Now, Compile and run the code and get samples of different elephant sounds. You can also capture noise and other sounds. The Serial monitor will prompt you to receive the label to be recorded.

Send the label (for example, l_on, l_off). The program will wait for another command: rec. And the program will start recording new samples every time a command rec is sent. The files will be saved as l_on.1.wav, l_on.2.wav, l_on.3.wav, etc. until a new label (for example, Noice) is sent. In this case, you should send the command rec for each new sample, which will be saved as Noice1.wav, Noice.2.wav, Noice.3.wav, etc. Ultimately, we will get the saved files on the SD card.

send the first label name first, through the serial monitor

Then send command rec and start recording the command using XIAO.

Collect both samples in same amount.

Use a card reader to save all the sound samples stored inside the SD card to your computer.

Training Exported Models with Edge Impulse

We should initiate a new project at Edge Impulse and give it the same name “mini”.

Once the project is created, select the Upload Data tool in the Data Acquisition section. Choose the files to be uploaded.

make sure to balance between train and test set.80/20 is the best recommended ratio.

All data on dataset have a 1s length, but the samples recorded in the previous section have 10s and must be split into 1s samples to be compatible. Click on three dots after the sample name and select Split sample.

Once inside the tool, split the data into 1-second records. If necessary, add or remove segments. This procedure should be repeated for all samples.

Goto Impulse design

An impulse takes raw data, uses signal processing to extract features, and then uses a learning block to classify new data. First, we will take the data points with a 1-second window, augmenting the data, sliding that window each 500ms. Note that the option zero-pad data is set. This is important to fill with zeros samples smaller than 1 second (in some cases, I reduced the 1000 ms window on the split tool to avoid noises and spikes).
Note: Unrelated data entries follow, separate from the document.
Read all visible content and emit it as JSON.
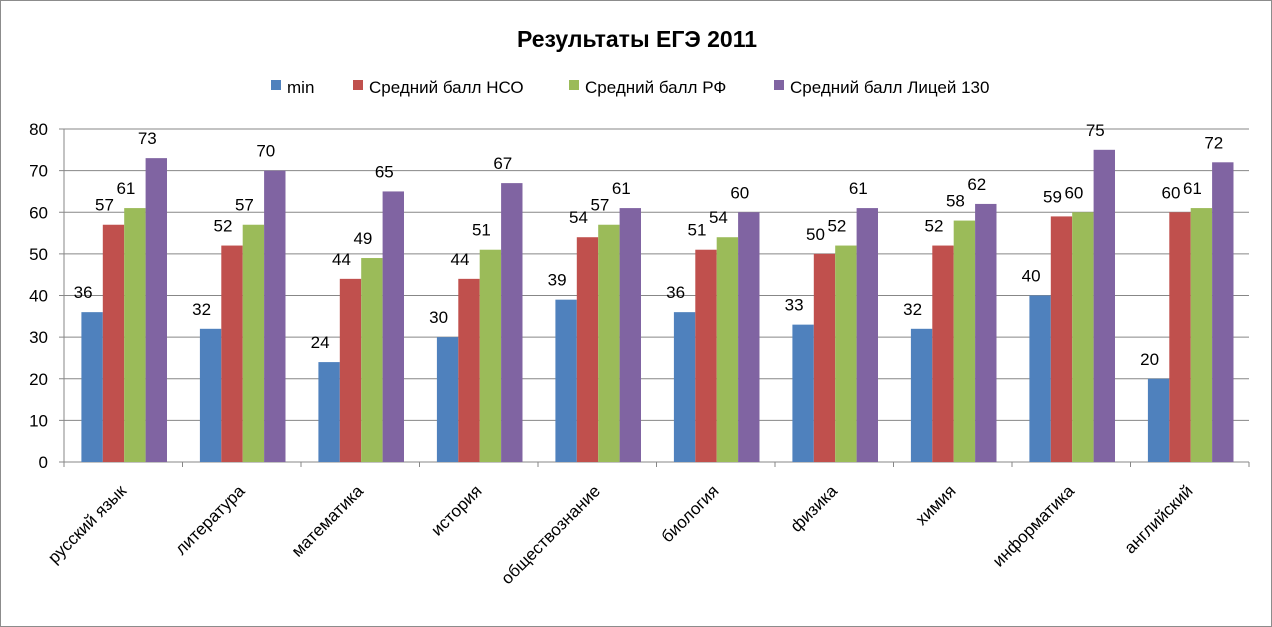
{
  "chart_data": {
    "type": "bar",
    "title": "Результаты ЕГЭ 2011",
    "xlabel": "",
    "ylabel": "",
    "ylim": [
      0,
      80
    ],
    "yticks": [
      0,
      10,
      20,
      30,
      40,
      50,
      60,
      70,
      80
    ],
    "grid": true,
    "legend_position": "top",
    "categories": [
      "русский язык",
      "литература",
      "математика",
      "история",
      "обществознание",
      "биология",
      "физика",
      "химия",
      "информатика",
      "английский"
    ],
    "series": [
      {
        "name": "min",
        "color": "#4f81bd",
        "values": [
          36,
          32,
          24,
          30,
          39,
          36,
          33,
          32,
          40,
          20
        ]
      },
      {
        "name": "Средний балл НСО",
        "color": "#c0504d",
        "values": [
          57,
          52,
          44,
          44,
          54,
          51,
          50,
          52,
          59,
          60
        ]
      },
      {
        "name": "Средний балл РФ",
        "color": "#9bbb59",
        "values": [
          61,
          57,
          49,
          51,
          57,
          54,
          52,
          58,
          60,
          61
        ]
      },
      {
        "name": "Средний балл Лицей 130",
        "color": "#8064a2",
        "values": [
          73,
          70,
          65,
          67,
          61,
          60,
          61,
          62,
          75,
          72
        ]
      }
    ]
  }
}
The next step is to create the images to be trained in the next phase. We can keep the default parameter values or take advantage of the DSP Autotuneparameters option, which we will do.
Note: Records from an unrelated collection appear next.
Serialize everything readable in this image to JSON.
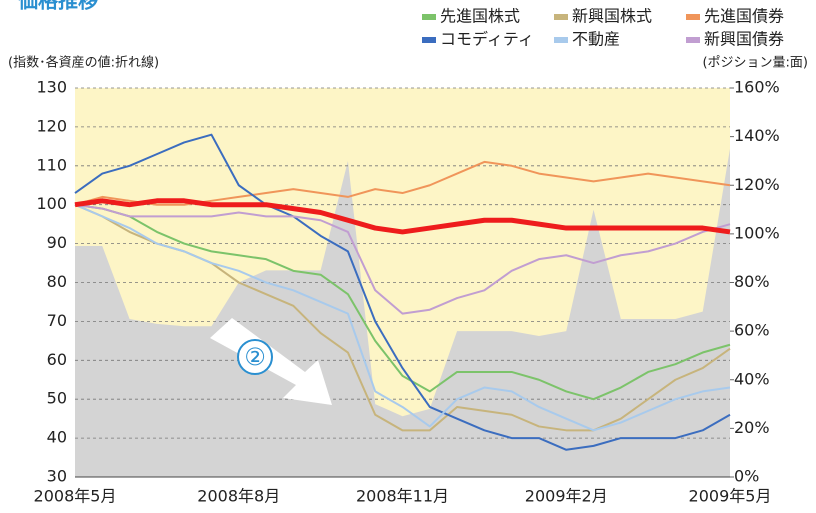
{
  "chart_data": {
    "type": "line",
    "title": "価格推移",
    "y_label": "(指数･各資産の値:折れ線)",
    "y2_label": "(ポジション量:面)",
    "annotation": "②",
    "categories": [
      "2008年5月",
      null,
      null,
      null,
      null,
      null,
      "2008年8月",
      null,
      null,
      null,
      null,
      null,
      "2008年11月",
      null,
      null,
      null,
      null,
      null,
      "2009年2月",
      null,
      null,
      null,
      null,
      null,
      "2009年5月"
    ],
    "ylim": [
      30,
      130
    ],
    "yticks": [
      30,
      40,
      50,
      60,
      70,
      80,
      90,
      100,
      110,
      120,
      130
    ],
    "y2lim": [
      0,
      160
    ],
    "y2ticks": [
      {
        "value": 0,
        "label": "0%"
      },
      {
        "value": 20,
        "label": "20%"
      },
      {
        "value": 40,
        "label": "40%"
      },
      {
        "value": 60,
        "label": "60%"
      },
      {
        "value": 80,
        "label": "80%"
      },
      {
        "value": 100,
        "label": "100%"
      },
      {
        "value": 120,
        "label": "120%"
      },
      {
        "value": 140,
        "label": "140%"
      },
      {
        "value": 160,
        "label": "160%"
      }
    ],
    "grid": true,
    "background": "#fdf5c6",
    "area": {
      "color": "#d4d4d4",
      "axis": "y2",
      "values": [
        95,
        95,
        65,
        63,
        62,
        62,
        80,
        85,
        85,
        85,
        130,
        30,
        25,
        28,
        60,
        60,
        60,
        58,
        60,
        110,
        65,
        65,
        65,
        68,
        135
      ]
    },
    "series": [
      {
        "name": "先進国株式",
        "color": "#7cc36a",
        "values": [
          100,
          99,
          97,
          93,
          90,
          88,
          87,
          86,
          83,
          82,
          77,
          65,
          56,
          52,
          57,
          57,
          57,
          55,
          52,
          50,
          53,
          57,
          59,
          62,
          64
        ]
      },
      {
        "name": "新興国株式",
        "color": "#c7b47c",
        "values": [
          100,
          97,
          93,
          90,
          88,
          85,
          80,
          77,
          74,
          67,
          62,
          46,
          42,
          42,
          48,
          47,
          46,
          43,
          42,
          42,
          45,
          50,
          55,
          58,
          63
        ]
      },
      {
        "name": "先進国債券",
        "color": "#f0955a",
        "values": [
          100,
          102,
          101,
          100,
          100,
          101,
          102,
          103,
          104,
          103,
          102,
          104,
          103,
          105,
          108,
          111,
          110,
          108,
          107,
          106,
          107,
          108,
          107,
          106,
          105
        ]
      },
      {
        "name": "コモディティ",
        "color": "#3b6dbf",
        "values": [
          103,
          108,
          110,
          113,
          116,
          118,
          105,
          100,
          97,
          92,
          88,
          70,
          58,
          48,
          45,
          42,
          40,
          40,
          37,
          38,
          40,
          40,
          40,
          42,
          46
        ]
      },
      {
        "name": "不動産",
        "color": "#a8caec",
        "values": [
          100,
          97,
          94,
          90,
          88,
          85,
          83,
          80,
          78,
          75,
          72,
          52,
          48,
          43,
          50,
          53,
          52,
          48,
          45,
          42,
          44,
          47,
          50,
          52,
          53
        ]
      },
      {
        "name": "新興国債券",
        "color": "#c19ed1",
        "values": [
          100,
          99,
          97,
          97,
          97,
          97,
          98,
          97,
          97,
          96,
          93,
          78,
          72,
          73,
          76,
          78,
          83,
          86,
          87,
          85,
          87,
          88,
          90,
          93,
          95
        ]
      },
      {
        "color": "#ee1c1c",
        "width": 5,
        "values": [
          100,
          101,
          100,
          101,
          101,
          100,
          100,
          100,
          99,
          98,
          96,
          94,
          93,
          94,
          95,
          96,
          96,
          95,
          94,
          94,
          94,
          94,
          94,
          94,
          93
        ]
      }
    ]
  }
}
We will use a Convolution Neural Network (CNN) model. The basic architecture is defined with two blocks of Conv1D + MaxPooling (with 8 and 16 neurons, respectively) and a 0.25 Dropout. And on the last layer, after Flattening four neurons, one for each class.

1 / 2

Performance calibrationNavigate to the 'Performance calibration' tab in Edge Impulse Studio.

Configure Test Settings:

Select Noise Labels: Identify labels representing background noise or silence.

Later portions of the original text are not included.